Let $S_n$ be the Permutation group on ${1,...,n}$ , where $n\in \mathbb{N}$, and let $H$ be a subgroup of $S_{n+m}$,where $\sigma\in H$ iff for each $1 \le i \le n \ : \ 1 \le \sigma(i) \le n$ .
Prove that $H$ is isomorphic to $S_n\times S_m$.
My attempt:
Let $\phi(\sigma):H\to S_n\times S_m$ be: $(\sigma_1,\sigma_2)$ where :
$\sigma_1(i):[n]\to [n] , \sigma_1(i) = \sigma(i)$
$\sigma_2(j):[m]\to [m] , \sigma_2(j)=\sigma(j)$
How can I prove that it's a bijection?
Or maybe it isn't at all?
I can't guess what $[m]$ means, but I presume that your $\sigma$ is
\begin{align} \phi(\sigma)=(\sigma |_{\{1,\cdots,n\}} , \sigma|_{\{{1',\cdots,m'\}}})\end{align} where we consider $S_{n+m}$ as the permutation group of $\{1,\cdots,n,1',\cdots,m'\}$.
Since $|H|=|S_n \times S_m |$, showing injectivity will be suffice.
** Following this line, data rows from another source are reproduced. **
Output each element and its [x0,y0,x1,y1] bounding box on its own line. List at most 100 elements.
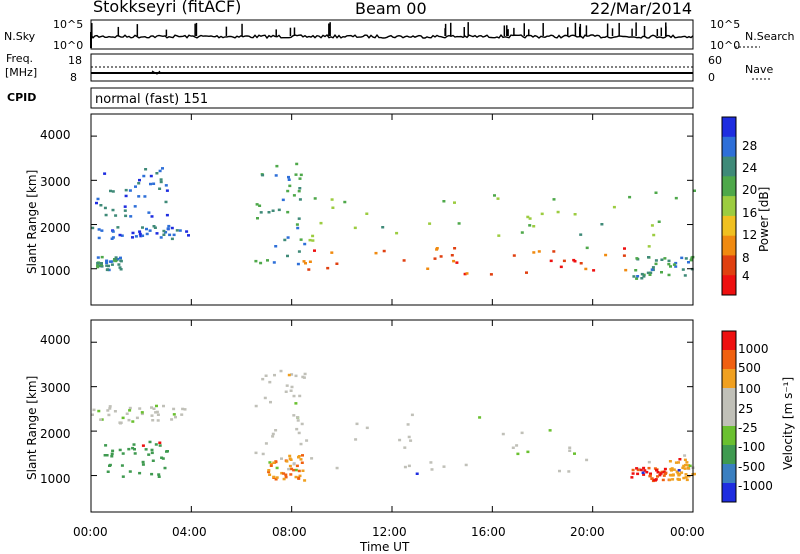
velocity-echo-cell [652,478,656,482]
velocity-colorbar-swatch [722,369,736,389]
power-echo-cell [308,260,312,263]
power-echo-cell [155,172,159,175]
power-echo-cell [690,256,694,259]
power-echo-cell [556,210,560,214]
power-echo-cell [374,251,378,255]
power-echo-cell [296,226,300,230]
velocity-echo-cell [406,423,410,426]
power-echo-cell [185,230,189,233]
velocity-echo-cell [310,457,314,460]
power-echo-cell [455,261,459,264]
velocity-echo-cell [106,470,110,473]
xtick-0: 00:00 [73,525,108,539]
velocity-echo-cell [272,475,276,479]
power-echo-cell [294,173,298,176]
power-echo-cell [141,226,144,229]
velocity-echo-cell [649,472,652,475]
power-echo-cell [118,233,122,237]
power-echo-cell [663,257,667,260]
freq-unit: [MHz] [5,66,38,79]
velocity-echo-cell [558,469,561,473]
power-echo-cell [313,197,317,200]
velocity-echo-cell [131,446,135,450]
velocity-echo-cell [166,450,169,453]
power-echo-cell [528,224,532,227]
vel-cb-m25: -25 [738,421,758,435]
power-echo-cell [142,174,146,178]
power-ytick-3000: 3000 [40,175,71,189]
power-echo-cell [175,229,179,232]
nsearch-tick-bottom: 10^0 [710,39,741,52]
power-echo-cell [308,238,312,242]
freq-glitch [151,70,161,75]
velocity-echo-cell [297,456,300,459]
velocity-echo-cell [407,464,411,468]
power-echo-cell [288,184,292,188]
power-echo-cell [124,194,128,198]
freq-tick-top: 18 [68,54,82,67]
velocity-echo-cell [687,464,690,467]
nsky-panel-frame [90,19,694,50]
power-echo-cell [525,271,528,274]
velocity-echo-cell [410,413,414,417]
power-echo-cell [133,205,137,208]
vel-ytick-3000: 3000 [40,381,71,395]
power-echo-cell [107,264,110,268]
date-title: 22/Mar/2014 [590,0,693,18]
velocity-echo-cell [672,468,676,471]
velocity-echo-cell [630,476,634,479]
power-echo-cell [98,264,101,268]
power-echo-cell [287,175,290,179]
velocity-echo-cell [133,452,137,455]
power-echo-cell [562,259,566,263]
power-echo-cell [600,223,604,226]
velocity-echo-cell [335,466,339,470]
power-echo-cell [129,215,133,218]
power-echo-cell [256,217,259,220]
power-echo-cell [674,265,678,268]
velocity-background [91,320,693,512]
velocity-echo-cell [138,407,142,410]
power-echo-cell [311,239,315,242]
velocity-echo-cell [398,438,402,442]
velocity-echo-cell [269,464,273,467]
velocity-echo-cell [150,406,153,409]
velocity-echo-cell [263,396,267,400]
velocity-echo-cell [685,478,689,482]
velocity-echo-cell [140,411,144,414]
power-echo-cell [111,230,115,233]
power-echo-cell [178,229,182,232]
power-echo-cell [104,213,108,217]
power-colorbar-swatch [722,215,736,237]
velocity-echo-cell [654,478,658,481]
velocity-echo-cell [268,473,272,476]
vel-cb-label: Velocity [m s⁻¹] [781,376,795,470]
power-ytick-2000: 2000 [40,221,71,235]
velocity-echo-cell [355,422,359,426]
power-echo-cell [116,226,120,229]
velocity-echo-cell [261,452,265,456]
power-echo-cell [450,254,454,257]
velocity-echo-cell [683,454,687,457]
power-colorbar-swatch [722,136,736,158]
velocity-echo-cell [297,476,301,479]
power-echo-cell [457,222,461,225]
velocity-echo-cell [174,415,177,419]
power-echo-cell [319,221,323,225]
velocity-echo-cell [631,472,635,475]
power-echo-cell [114,256,118,259]
power-echo-cell [636,275,640,278]
power-echo-cell [433,257,437,260]
velocity-echo-cell [663,472,667,475]
power-echo-cell [117,263,121,266]
velocity-echo-cell [151,419,155,422]
power-echo-cell [674,196,678,200]
power-cb-4: 4 [742,269,750,283]
velocity-echo-cell [103,454,107,457]
velocity-echo-cell [150,472,154,476]
power-echo-cell [128,189,132,192]
freq-tick-bottom: 8 [70,71,77,84]
velocity-echo-cell [442,465,446,468]
power-echo-cell [579,233,583,236]
power-echo-cell [277,208,281,212]
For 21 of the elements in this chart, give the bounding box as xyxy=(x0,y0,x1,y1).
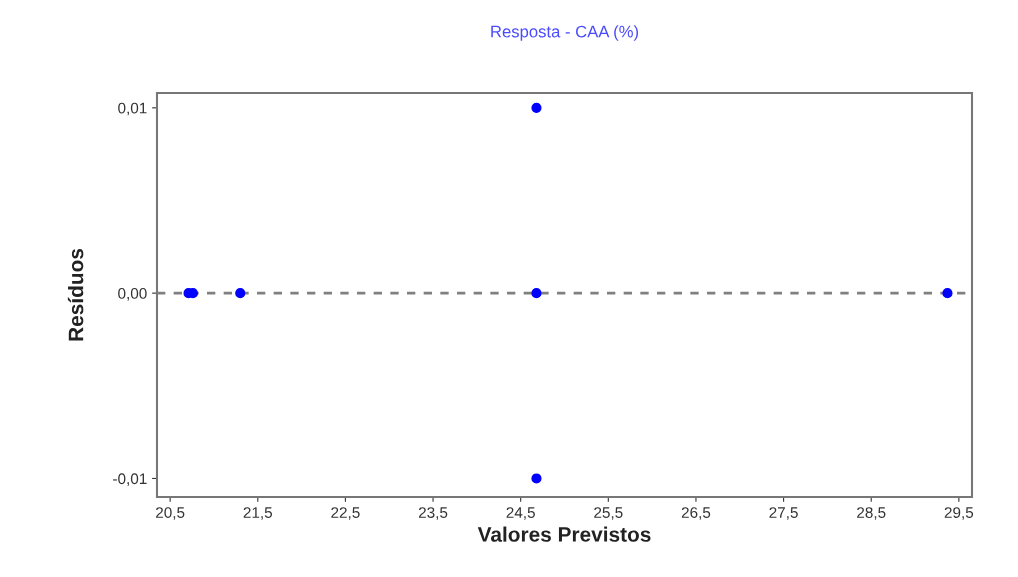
chart-title: Resposta - CAA (%) xyxy=(491,25,639,41)
x-tick-label: 22,5 xyxy=(331,507,360,520)
point xyxy=(531,102,542,113)
point xyxy=(531,473,542,484)
x-tick-label: 27,5 xyxy=(769,507,798,520)
x-tick-label: 29,5 xyxy=(944,507,974,520)
x-tick-label: 21,5 xyxy=(243,507,273,520)
x-tick-label: 20,5 xyxy=(156,507,185,520)
x-tick-label: 25,5 xyxy=(594,507,623,520)
y-tick-label: -0,01 xyxy=(113,473,147,486)
point xyxy=(531,288,542,299)
x-tick-label: 24,5 xyxy=(506,507,535,520)
x-tick-label: 26,5 xyxy=(681,507,711,520)
x-axis-title: Valores Previstos xyxy=(477,526,651,542)
x-tick-label: 28,5 xyxy=(857,507,886,520)
point xyxy=(235,288,246,299)
y-tick-label: 0,00 xyxy=(118,288,147,301)
y-axis-title: Resíduos xyxy=(67,248,84,341)
x-tick-label: 23,5 xyxy=(418,507,448,520)
point xyxy=(942,288,953,299)
y-tick-label: 0,01 xyxy=(118,102,147,116)
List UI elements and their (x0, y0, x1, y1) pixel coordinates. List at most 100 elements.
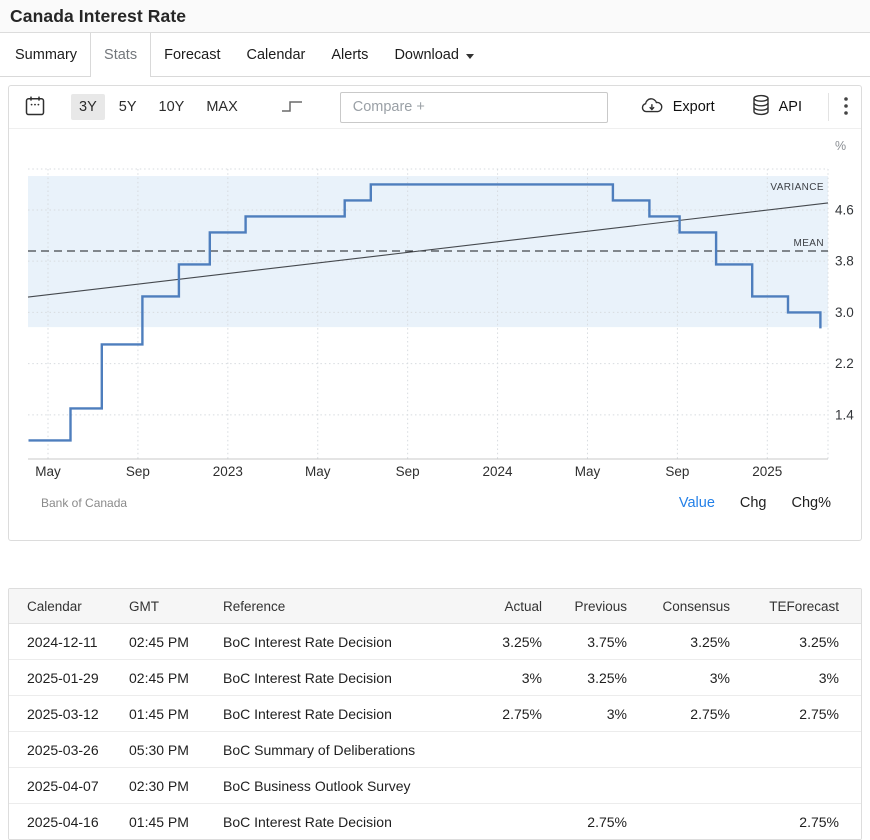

This follows
\begin{align} \phi(\sigma)=id &\Leftrightarrow \sigma |_{\{1,\cdots,n\}}=id|_{\{1,\cdots,n\}} \,\;\mathrm{and}\;\, \sigma|_{\{{1',\cdots,m'\}}} =id|_{\{1',\cdots,m'\}}\\ &\Leftrightarrow \sigma=id \end{align} where $id$ is the identity function on $\{1,\cdots,n,1',\cdots,m'\}$.